Je nach Region kommen pro Jahr 15 bis 22 Neuerkrankungen pro 100.000 Versicherte hinzu, hat das Zentralinstitut für die kassenärztliche Versorgung (Zi) ermittelt. – Das Institut hat daher in einer bundesweiten Studie die ambulante Versorgung von MS-Patienten genauer untersucht.

Dabei zeigt sich, dass noch vor den Neurologen vor allem die Hausärzte wichtigster Ansprechpartner für die Patienten sind. Im Jahr 2015 wurden demnach 94 Prozent der MS-Patienten in mindestens einem Quartal hausärztlich und 72 Prozent neurologisch versorgt.

Langzeitbetreuung läuft

Für die Studie im Rahmen des Zi-Versorgungsatlasses hat das Institut die vertragsärztlichen Abrechnungsdaten von über 142.200 MS-Patienten der Jahre 2010 bis 2015 ausgewertet und einer Vergleichsgruppe gegenübergestellt.

Dabei zeigen sich deutliche Hinweise auf eine gelebte Steuerungsfunktion durch die Hausärzte: Denn während die Kontrollgruppe ohne MS auch zu 93 Prozent mindestens in einem Quartal pro Jahr hausärztlich versorgt wurde, lag der Anteil der MS-Patienten mit dauerhafter hausärztlicher Betreuung in allen vier Quartalen mit 60 Prozent deutlich über jener der Vergleichspatienten (45 Prozent).

Es gibt aber noch ein Indiz für gelebte Koordination: Die MS-Patienten hatten auch höhere Inanspruchnahmequoten bei Fachärzten – und das gleich in sieben Fachrichtungen, berichtet das Zi. Der deutlichste Unterschied mit einer fast siebenfach höheren Inanspruchnahmequote findet sich in der Neurologie (72 Prozent versus 11 Prozent), was aus dem Krankheitsbild resultieren dürfte. Auffallend sei aber auch, dass die Quote bei der Urologie (20 Prozent versus acht Prozent) und bei psychiatrisch oder psychotherapeutisch tätigen Leistungserbringern (13 Prozent versus sieben Prozent) um einiges höher liegt als bei den Vergleichspatienten.

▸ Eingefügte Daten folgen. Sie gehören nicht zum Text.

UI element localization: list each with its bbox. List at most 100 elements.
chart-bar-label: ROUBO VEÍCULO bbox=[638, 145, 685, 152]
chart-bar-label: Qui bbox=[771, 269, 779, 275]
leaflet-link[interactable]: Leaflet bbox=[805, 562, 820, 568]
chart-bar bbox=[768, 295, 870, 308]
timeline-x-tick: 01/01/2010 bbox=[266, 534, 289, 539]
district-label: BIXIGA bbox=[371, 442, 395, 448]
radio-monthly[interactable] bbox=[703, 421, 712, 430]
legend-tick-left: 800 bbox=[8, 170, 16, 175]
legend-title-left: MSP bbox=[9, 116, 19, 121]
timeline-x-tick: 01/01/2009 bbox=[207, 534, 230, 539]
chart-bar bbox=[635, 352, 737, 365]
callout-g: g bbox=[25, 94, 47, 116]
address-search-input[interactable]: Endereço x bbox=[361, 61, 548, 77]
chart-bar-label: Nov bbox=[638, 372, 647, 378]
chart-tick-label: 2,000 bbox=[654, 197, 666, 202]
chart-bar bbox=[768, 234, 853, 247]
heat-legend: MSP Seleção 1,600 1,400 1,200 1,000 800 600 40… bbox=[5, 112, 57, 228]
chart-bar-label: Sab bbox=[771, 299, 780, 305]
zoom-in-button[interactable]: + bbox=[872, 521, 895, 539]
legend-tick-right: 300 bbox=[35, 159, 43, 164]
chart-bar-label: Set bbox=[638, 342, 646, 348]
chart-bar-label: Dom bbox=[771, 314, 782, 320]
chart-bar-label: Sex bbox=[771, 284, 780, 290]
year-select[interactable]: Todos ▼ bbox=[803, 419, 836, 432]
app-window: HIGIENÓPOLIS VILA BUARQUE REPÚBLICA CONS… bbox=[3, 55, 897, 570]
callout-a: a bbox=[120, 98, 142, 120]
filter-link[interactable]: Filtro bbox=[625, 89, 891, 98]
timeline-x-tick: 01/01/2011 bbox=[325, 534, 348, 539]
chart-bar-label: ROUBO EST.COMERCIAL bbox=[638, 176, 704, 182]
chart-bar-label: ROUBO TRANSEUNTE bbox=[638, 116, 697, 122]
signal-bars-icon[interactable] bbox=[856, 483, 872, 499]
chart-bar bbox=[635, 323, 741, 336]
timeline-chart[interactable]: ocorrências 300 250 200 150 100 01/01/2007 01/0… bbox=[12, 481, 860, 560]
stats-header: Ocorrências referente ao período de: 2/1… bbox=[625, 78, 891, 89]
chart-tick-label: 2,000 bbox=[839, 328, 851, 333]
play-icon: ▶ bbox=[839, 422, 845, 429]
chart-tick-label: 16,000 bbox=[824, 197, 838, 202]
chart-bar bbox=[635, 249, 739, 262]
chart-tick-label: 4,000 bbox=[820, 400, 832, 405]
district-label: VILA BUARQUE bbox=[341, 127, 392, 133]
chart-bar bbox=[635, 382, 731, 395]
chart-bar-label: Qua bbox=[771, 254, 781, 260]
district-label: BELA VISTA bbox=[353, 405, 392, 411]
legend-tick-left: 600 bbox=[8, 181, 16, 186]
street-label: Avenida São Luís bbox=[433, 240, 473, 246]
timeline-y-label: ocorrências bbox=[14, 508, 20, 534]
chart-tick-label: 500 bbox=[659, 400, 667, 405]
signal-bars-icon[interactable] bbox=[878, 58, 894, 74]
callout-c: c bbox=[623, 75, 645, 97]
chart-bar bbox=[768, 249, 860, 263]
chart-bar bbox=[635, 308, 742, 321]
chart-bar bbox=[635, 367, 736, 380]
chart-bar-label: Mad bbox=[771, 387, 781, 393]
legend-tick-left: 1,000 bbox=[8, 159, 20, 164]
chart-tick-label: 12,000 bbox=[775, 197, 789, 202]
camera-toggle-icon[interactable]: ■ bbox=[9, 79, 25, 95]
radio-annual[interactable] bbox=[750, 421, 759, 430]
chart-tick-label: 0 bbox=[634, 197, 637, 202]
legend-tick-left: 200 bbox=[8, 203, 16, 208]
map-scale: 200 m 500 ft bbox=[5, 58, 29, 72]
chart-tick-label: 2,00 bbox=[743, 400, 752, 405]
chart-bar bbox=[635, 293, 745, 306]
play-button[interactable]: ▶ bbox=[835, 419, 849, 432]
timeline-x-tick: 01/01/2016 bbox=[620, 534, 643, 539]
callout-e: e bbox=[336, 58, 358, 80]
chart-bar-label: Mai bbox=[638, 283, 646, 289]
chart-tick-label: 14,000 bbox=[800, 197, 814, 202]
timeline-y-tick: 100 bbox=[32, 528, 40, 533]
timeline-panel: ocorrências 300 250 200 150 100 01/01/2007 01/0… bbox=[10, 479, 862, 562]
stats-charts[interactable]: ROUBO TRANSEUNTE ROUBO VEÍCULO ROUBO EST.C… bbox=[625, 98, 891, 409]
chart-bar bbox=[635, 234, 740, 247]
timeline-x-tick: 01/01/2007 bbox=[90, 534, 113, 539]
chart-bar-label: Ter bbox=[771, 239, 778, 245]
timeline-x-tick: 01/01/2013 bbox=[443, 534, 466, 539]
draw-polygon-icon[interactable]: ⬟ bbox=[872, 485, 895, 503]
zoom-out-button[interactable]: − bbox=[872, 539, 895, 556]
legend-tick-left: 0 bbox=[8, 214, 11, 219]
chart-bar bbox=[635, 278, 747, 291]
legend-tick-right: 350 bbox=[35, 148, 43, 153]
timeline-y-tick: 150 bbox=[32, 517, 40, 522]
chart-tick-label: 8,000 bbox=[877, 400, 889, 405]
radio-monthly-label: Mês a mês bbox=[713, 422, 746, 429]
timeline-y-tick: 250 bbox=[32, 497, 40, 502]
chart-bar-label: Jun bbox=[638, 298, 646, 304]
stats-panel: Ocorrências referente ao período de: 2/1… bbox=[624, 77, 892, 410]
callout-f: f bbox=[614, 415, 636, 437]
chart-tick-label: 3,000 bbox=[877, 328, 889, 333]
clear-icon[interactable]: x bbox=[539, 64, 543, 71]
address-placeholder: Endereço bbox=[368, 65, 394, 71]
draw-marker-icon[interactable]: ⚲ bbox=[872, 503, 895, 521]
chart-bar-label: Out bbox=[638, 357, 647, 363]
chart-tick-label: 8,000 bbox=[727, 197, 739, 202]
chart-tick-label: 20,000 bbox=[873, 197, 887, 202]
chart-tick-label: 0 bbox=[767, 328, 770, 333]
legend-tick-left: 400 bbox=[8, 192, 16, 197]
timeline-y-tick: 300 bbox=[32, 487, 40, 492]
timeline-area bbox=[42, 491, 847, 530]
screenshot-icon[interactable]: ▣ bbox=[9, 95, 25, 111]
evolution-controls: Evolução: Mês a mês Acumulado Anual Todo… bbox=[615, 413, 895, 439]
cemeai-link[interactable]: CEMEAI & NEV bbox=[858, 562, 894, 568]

Krankheit schlägt auf die Psyche

Hier gebe es zwei fachärztliche Versorgungsbereiche, die neben der Neurologie besonders wichtig in der Gesamtversorgung der MS-Patienten seien, so das Institut. Das Zi unterfüttert dies mit weiteren Daten: Der Anteil der urologisch versorgten Patienten habe von 2010 bis 2015 von Jahr zu Jahr um vier Prozent zugenommen. Insbesondere Frauen mit MS waren von Krankheiten des Harnsystems betroffen, sie machten bei ihnen über 22 Prozent der gestellten ärztlichen Diagnosen aus.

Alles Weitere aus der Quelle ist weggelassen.